First, it depends on why they're using these algorithms. For certain uses, there are no security problems with MD5 or SHA-1, and they may be necessary for compatibility with existing standards or backward compatibility.

As an example, PBKDF2 is perfectly secure using SHA-1 as its hash. It doesn't require a very strong hash function to maintain its own security. It's even secure using MD5. Switching to SHA-2 with PBKDF2 doesn't improve security, it's just "security hygiene," which is "avoid algorithms that have known problems even being in your code, even if they cause no problems in your particular use case." Security hygiene is a good practice, but it's not the same thing as security.

For other use cases, the security of the hash function is critical. If a framework is authenticating arbitrary messages using MD5, that's completely broken. Don't take this answer to suggest that algorithms don't matter. They do! But not in every use case. And if you want to decode credit card swipe transactions, you're probably going to need DES to be in your code, which is horribly broken, but you're still going to need it because that's how magnetic stripes are encrypted. It doesn't make your framework "insecure."

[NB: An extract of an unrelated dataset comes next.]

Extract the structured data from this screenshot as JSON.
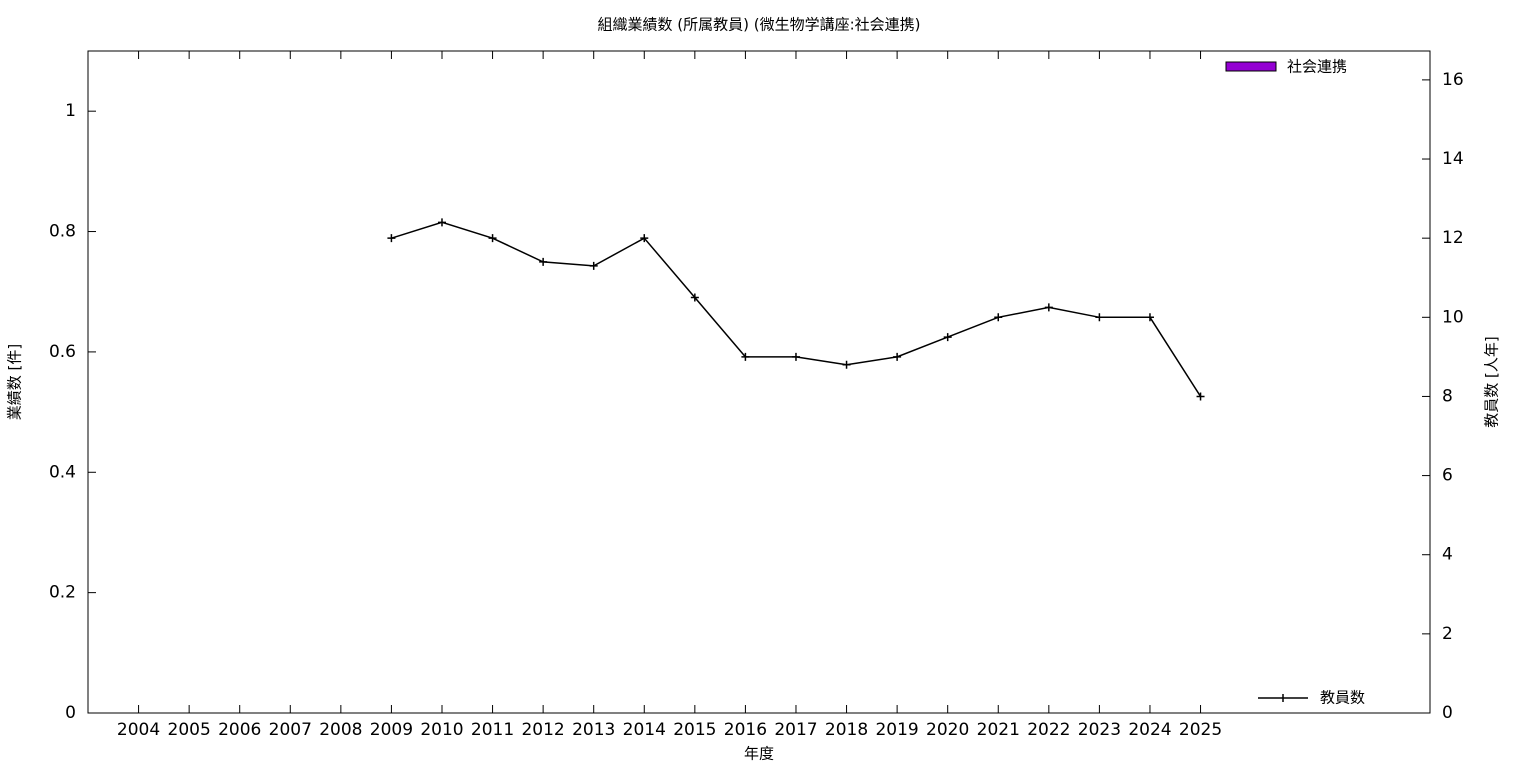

When you say "but they seem to insist on using outdated algos," I assume you mean you opened a PR and they rejected it, in which case I assume they have a good reason (such as backward compatibility when there is no actual security problem). If you haven't, then obviously the first step would be to open a PR.

That said, if you want to change this because you feel there is an actual security problem that they will not resolve, or purely for hygiene, then with CocoaPods you would fork the project, modify it, and point to your own version using the source attribute to the pod keyword.

Maintaining a cryptography framework myself, I often get bug reports that are simply wrong from developers using these scanners. Make sure that you know what the scanner is telling you and how to evaluate the findings. False positives are extremely common with these. These tools are useful, but you need to have some expertise to read their reports.